Tropical yoga

One of my friends on social media recently invited us to post the last picture we took before lockdown, something that represented our life then. The old normal.

My last photos are actually a professional shoot! How glamorous! Not so much in reality. It was actually ‘a date’ with two friends — one photographer and one fellow yogi. Two people dear to me whom I feel as comfortable with as I’m ever going to when I have a camera pointed at me whilst doing yoga!

I am looking at these photos now. I’m not seeing at the small faults in my alignment, I’m not delighting in the composition. I can do that anytime I look at a picture. Instead I’m remembering the day as a rich sensory experience.

The day was so wet, I mean torrential rain, that we couldn’t do the outdoor shoot we’d planned. I love yoga in nature, among flowers, grass, and trees. So Plan B — we decamped into the greenhouses by chance located just across the road. The lighting was tricky but they were full of tropical plants, all huge green leaves and fabulous shapes. And as a bonus one of them was quite humid. It might have threatened to frizz my hair, but it’s helpful for making yoga poses on a cold wintry day! Now I’m remembering the smell of the plants, the sensations under my feet — the discomfort of standing on gravel and then the contrast of the smooth wooden boards, slippery from the plants being watered. I remember how hot I got from physical exertions that I stripped my top off and enjoyed the feeling of the air cooling my skin.

I just zoomed with these two friends at the weekend and although that brought them close it can’t replace their physicality, the easy touch with people you’re happily intimate with. And doing a yoga shoot involves a closeness that’s quite unthinkable now. Now we’re so distant. One is in another country altogether doing Covid-19 research in a hospital, the other lives close by but is heavily pregnant and in strict isolation.

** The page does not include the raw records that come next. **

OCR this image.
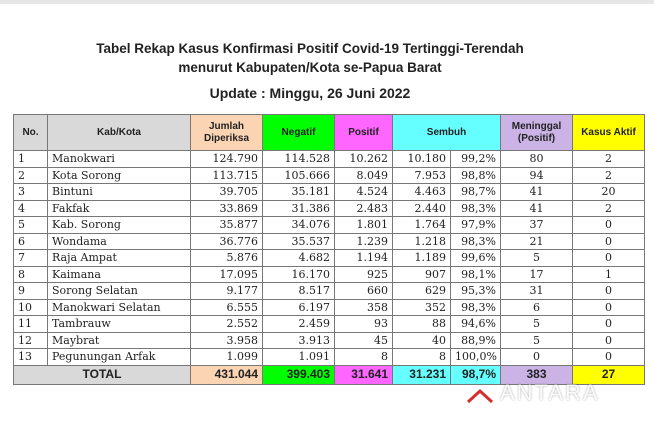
Tabel Rekap Kasus Konfirmasi Positif Covid-19 Tertinggi-Terendah
menurut Kabupaten/Kota se-Papua Barat
Update : Minggu, 26 Juni 2022
No.	Kab/Kota	Jumlah Diperiksa	Negatif	Positif	Sembuh		Meninggal (Positif)	Kasus Aktif
1	Manokwari	124.790	114.528	10.262	10.180	99,2%	80	2
2	Kota Sorong	113.715	105.666	8.049	7.953	98,8%	94	2
3	Bintuni	39.705	35.181	4.524	4.463	98,7%	41	20
4	Fakfak	33.869	31.386	2.483	2.440	98,3%	41	2
5	Kab. Sorong	35.877	34.076	1.801	1.764	97,9%	37	0
6	Wondama	36.776	35.537	1.239	1.218	98,3%	21	0
7	Raja Ampat	5.876	4.682	1.194	1.189	99,6%	5	0
8	Kaimana	17.095	16.170	925	907	98,1%	17	1
9	Sorong Selatan	9.177	8.517	660	629	95,3%	31	0
10	Manokwari Selatan	6.555	6.197	358	352	98,3%	6	0
11	Tambrauw	2.552	2.459	93	88	94,6%	5	0
12	Maybrat	3.958	3.913	45	40	88,9%	5	0
13	Pegunungan Arfak	1.099	1.091	8	8	100,0%	0	0
TOTAL		431.044	399.403	31.641	31.231	98,7%	383	27
ANTARA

After two months of staying home I am starting to feel lonely. I guess I should be grateful it’s taken this long to feel this way. Hubby told me recently that I’m a great iso-companion. He is too and our relationship flows easily. But I’m still aching for my girlfriends, for easy hugs of greeting, those times when we’d laugh and lean into one another, a squeeze of encouragement or solidarity when contemplating something tricky…

Maybe I’ll use my iso-time configuring some beautiful yoga shapes and the best angles to shoot and I will suggest my photographer friend acquires a telephoto lens ready for when we can meet again!